1円も無駄にしない!不動産売却で損しないための節税対策

不動産を売却をする時に気をつけないといけないのが税金

上手に節税しないと税金の負担が大きくなってしまいます。

この記事では、不動産売却時に活用できる節税対策について書いています。

お得に不動産売却をするためにも、ぜひこの記事を読んでみてください。

不動産売却の節税方法

不動産売却で節税するには、以下の点がポイントになります。

  • 購入金額を土地と建物に区分する
  • 相続した不動産を売却した場合は先代から所有していることにする
  • リフォームを取得費として経費算入
  • 売却ために必要だった費用を譲渡費用として経費にする
  • 特例が適用できるか確認

詳しい内容は、以下をご覧ください。

不動産売却の税率

不動産を売却で得た、利益に関しては、譲渡所得の対象となります。

譲渡所得は、給与所得や雑所得などと同じ税金の種類で、確定申告が必要となります。

譲渡所得と給与所得の違いは税率のしくみです。

給与所得などは所得金額が大きくなればなるほど税率が上がります。

所得税率は最小で5%、最高税率はなんと45%!

住民税は別なので、半分以上は税金として支払うことに。

 

しかし、不動産の売却に対する税率は固定税率

税率の違いは、売却した不動産の所有期間と、特例適用した場合のみです。

不動産売却の税金 所有期間 所得税 住民税
短期譲渡所得 売却した年の1月1日時点で5年以下 30% 9%
長期譲渡所得 売却した年の1月1日時点で5年超 15% 5%

※2013年から2037年までの期間は、所得税に対して復興特別所得税2.1%を併せて支払います。

 

譲渡所得は利益に対して支払う税金です。

利益が1万円であっても、1億円であっても同じ税率で税金を納めることになります。

しかし、節税面から考えるとメリットがあります。

税率が一律であれば、売却金額の大小は関係ありません。

節税した分だけ減税効果があるのです!

不動産売却の税金は利益が発生しなければ無税

 ⑴ 原則は購入金額より売却金額が大きければ申告が必要

不動産を売却した際の譲渡所得の計算はこのようになります。

 

・譲渡所得の計算式

譲渡所得 = 売却金額ー(購入金額+売却経費)-特別控除

この計算式で、もしマイナスになる場合は計算上の赤字

赤字の場合には譲渡所得税を支払う必要がありません。

不動産売却によって黒字になった場合には、黒字の部分に対して譲渡所得税を支払うことになります。

 ⑵ 建物は減価償却費分だけ価値が下がってしまう

譲渡所得は、購入当時から値上がりしていなければ税金は発生しません。

しかし、注意しなければいけないのが、建物の老朽化

不動産の売却の計算には、建物の老朽化する分だけ価値を下げなければいけません。

これを減価償却費といいます。

 

・減価償却費の計算

減価償却費 = 建物購入金額×0.9×減価償却率(※)×経過年数

事業用以外の場合 木造 軽量鉄骨※ 鉄筋コンクリート
減価償却率 0.031 0.025 0.015
耐用年数 33年 40年 70年

※骨格材が3mm以下の場合は減価償却率が0.036になります。

 

例:10年前に2000万円で木造の建物を建築した場合

減価償却費の計算

2000万円×0.9×0.031×10年=558万円

2000万円-558万円=1442万円

実際に購入した金額は2000万円であっても、譲渡所得の計算上の取得費は1442万円です。

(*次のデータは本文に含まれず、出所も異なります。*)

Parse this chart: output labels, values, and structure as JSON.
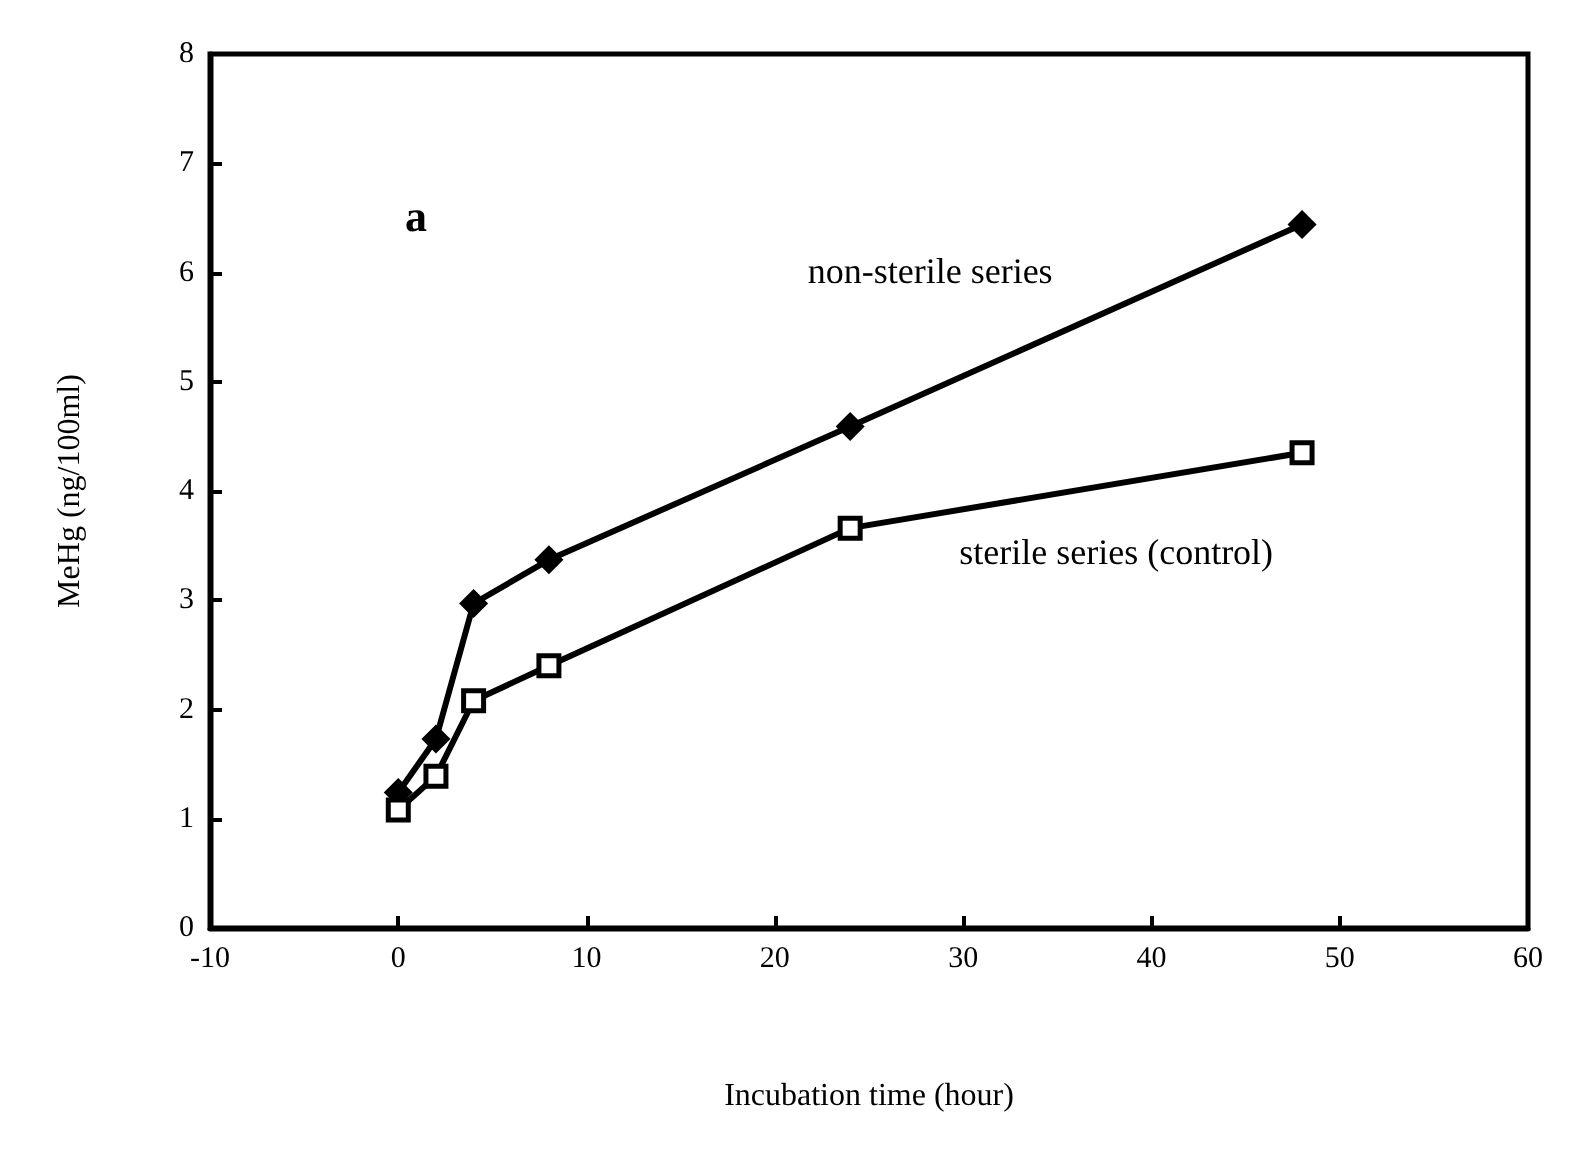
{
  "chart_data": {
    "type": "line",
    "xlabel": "Incubation time (hour)",
    "ylabel": "MeHg (ng/100ml)",
    "xlim": [
      -10,
      60
    ],
    "xticks": [
      -10,
      0,
      10,
      20,
      30,
      40,
      50,
      60
    ],
    "ylim": [
      0,
      8
    ],
    "yticks": [
      0,
      1,
      2,
      3,
      4,
      5,
      6,
      7,
      8
    ],
    "grid": false,
    "legend": false,
    "line_style": "solid",
    "series": [
      {
        "name": "non-sterile series",
        "x": [
          0,
          2,
          4,
          8,
          24,
          48
        ],
        "values": [
          1.24,
          1.73,
          2.97,
          3.37,
          4.59,
          6.44
        ],
        "color": "#000000",
        "marker": "diamond"
      },
      {
        "name": "sterile series (control)",
        "x": [
          0,
          2,
          4,
          8,
          24,
          48
        ],
        "values": [
          1.08,
          1.39,
          2.08,
          2.4,
          3.66,
          4.35
        ],
        "color": "#000000",
        "marker": "square"
      }
    ],
    "annotations": [
      "a"
    ]
  }
}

つまり、仮に1500万円で売却した場合、購入した当時よりも売値は下がっていますが、1442万円しか取得費が無いため、差額の58万円に対して譲渡所得税が発生するのです。

 ⑶ 購入金額を土地と建物に区分することで節税できる

新築を購入した場合には、消費税は建物部分にしかかかりません。

不動産を購入した時の売買契約書には必ず、消費税の金額が記載されています。

減価償却費の計算は土地は不要です。

なので、不動産購入代金を土地・建物に分けることで節税することができるのです!

 

例:平成30年1月1日に3,160万円で新築のマンションを購入した場合

消費税160万円

平成30年1月1日⇒消費税8%

※不動産を購入した時の消費税

160万円÷8%=2000万円(建物本体金額)3160万円-(2000万円+160万円)=1000万円(土地本体価格)

購入物件が3160万円であっても、建物部分が2160万円であれば、その部分だけ減価償却をすればいいのです。

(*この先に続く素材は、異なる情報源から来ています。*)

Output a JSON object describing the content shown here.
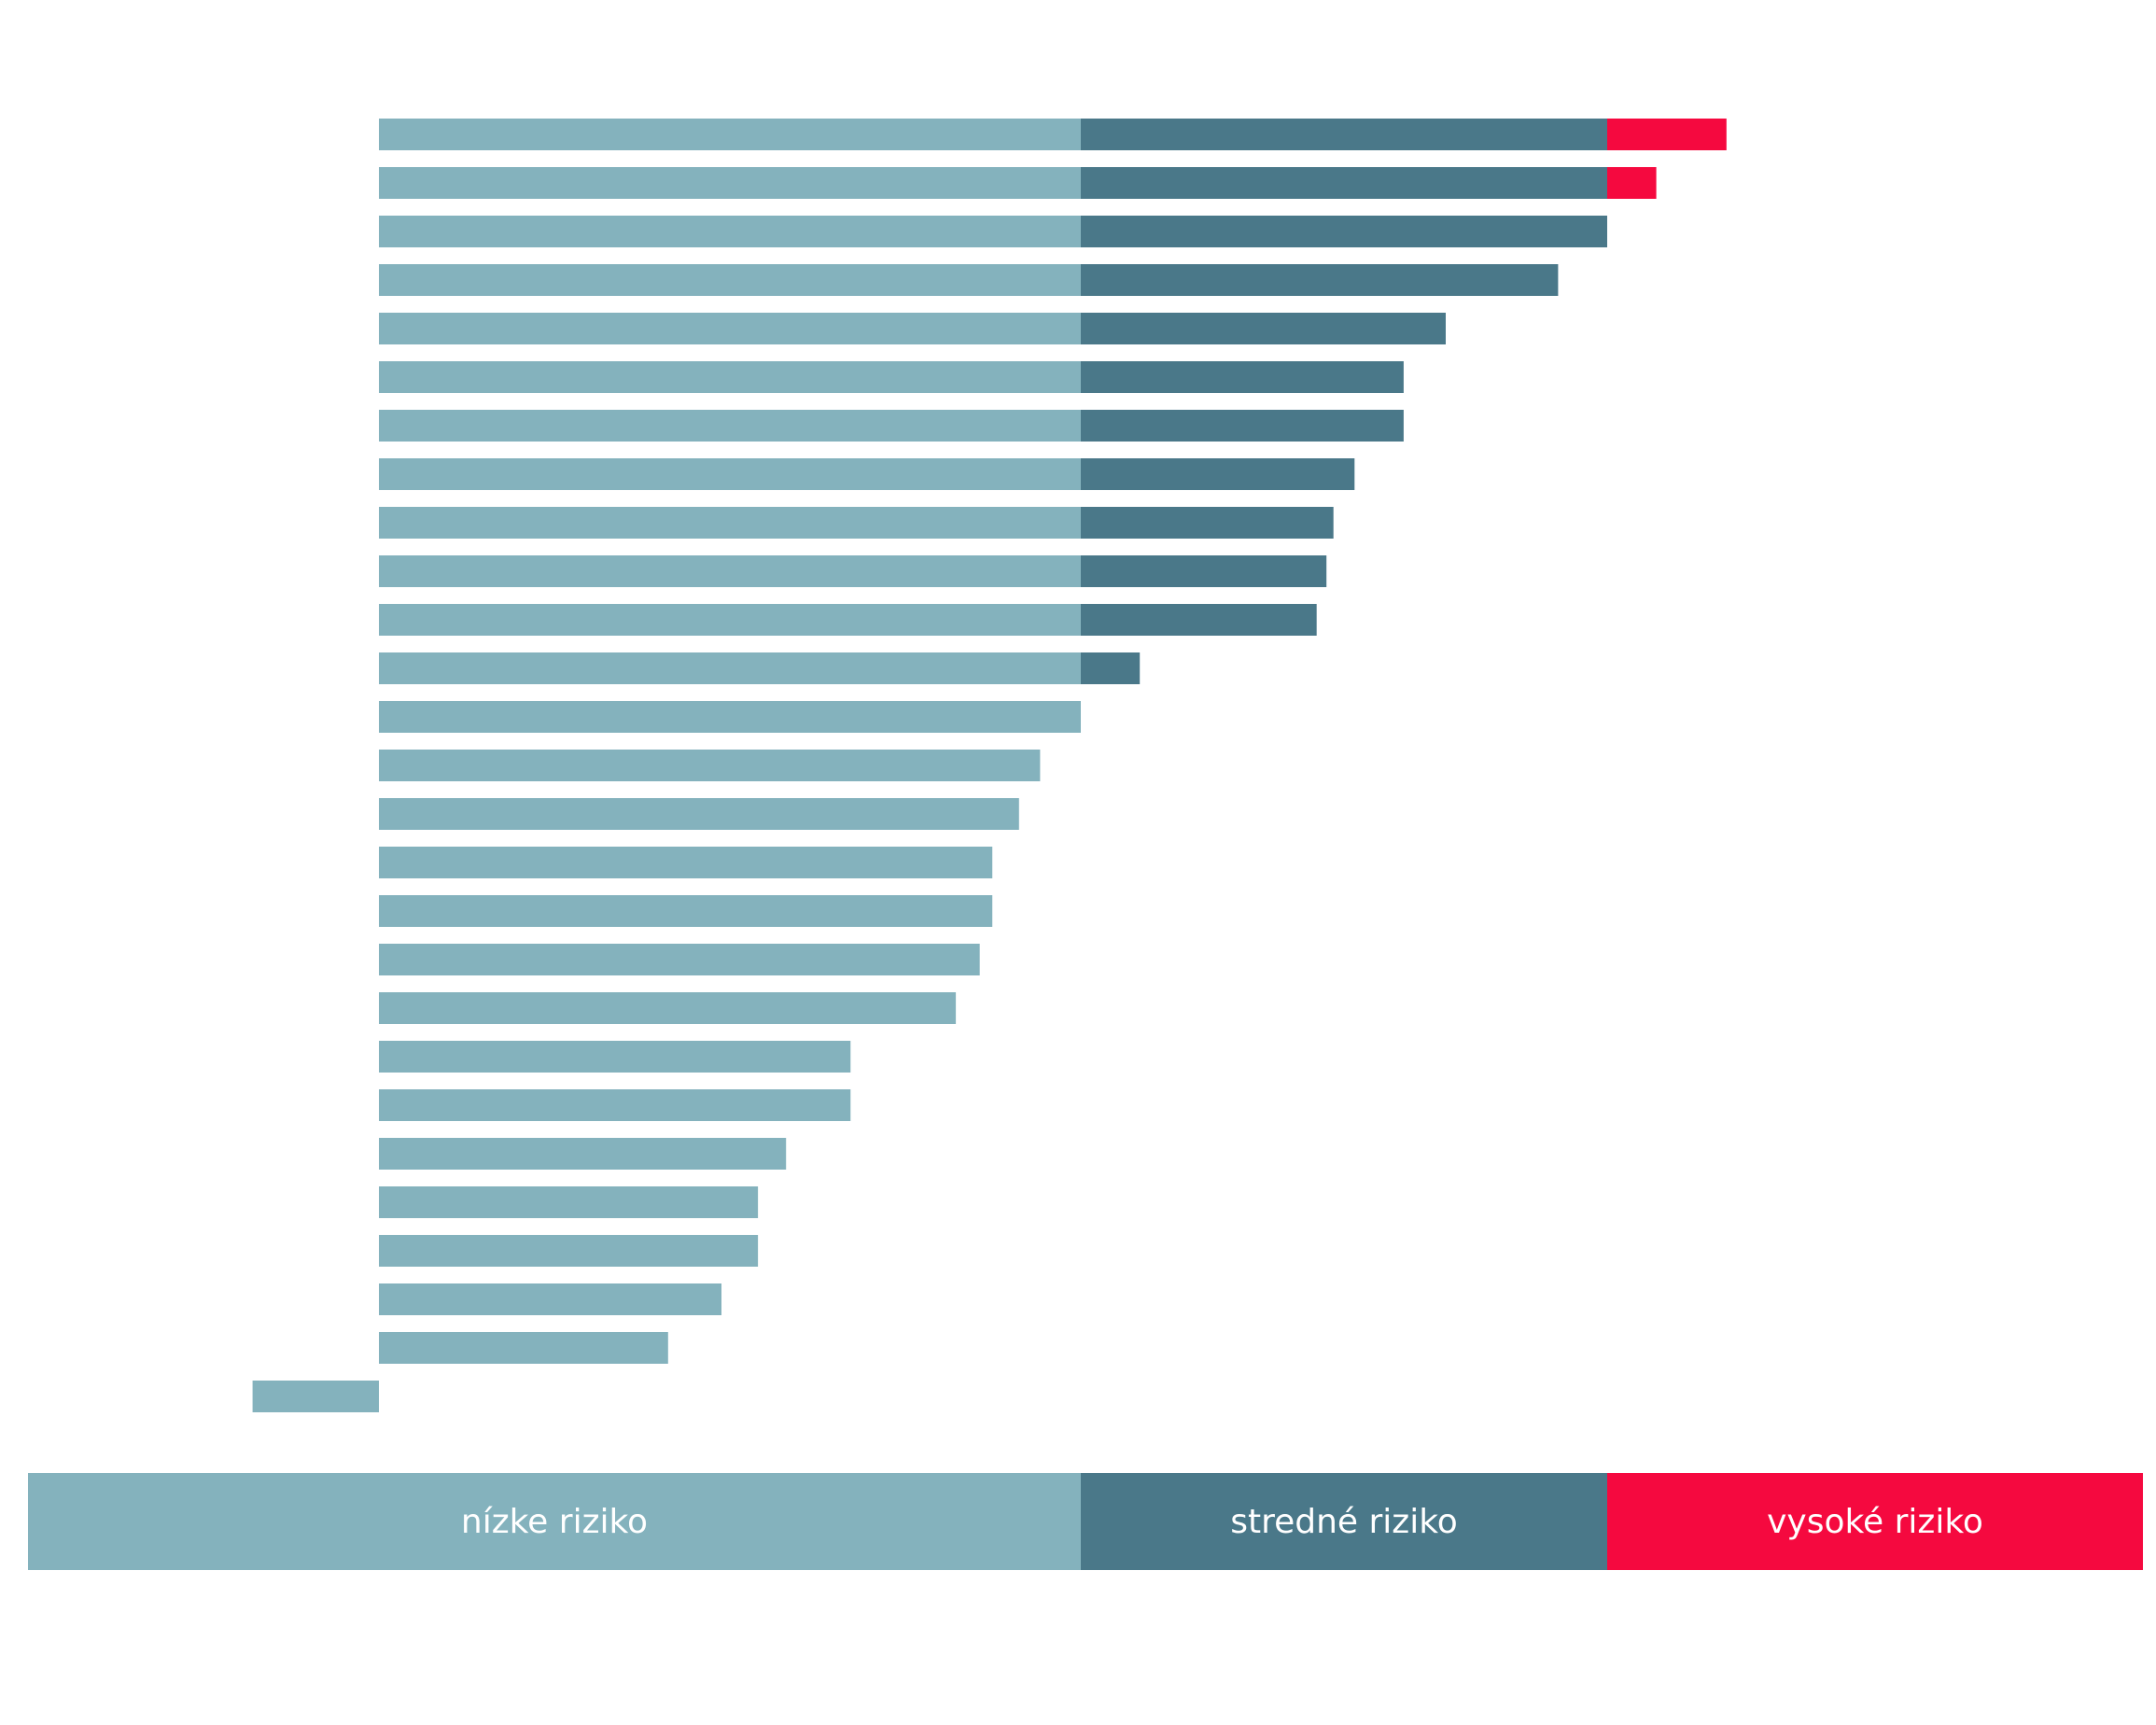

土地は老朽化しません。なので、減価償却費の計算をする場合には、土地と建物を分離して計算しましょう。

 ⑷ 不動産売却の申告をしないと税務署が税務調査にやってくる

不動産売却の利益については、不動産売却した翌年の2月16日から3月15日までに申告をしなければなりません。

正直、利益を出して税金は払いたくありませんよね。

ですが、税務署は不動産売却の無申告については、特に見逃しません。

税務署にとっても、不動産売却の税金は高額。

利益が1000万円あれば、所得税でも15%の税率。150万円です。

1回の税務調査で効率よく税金を徴収するには、高額の無申告の人を調査するのが簡単なのです。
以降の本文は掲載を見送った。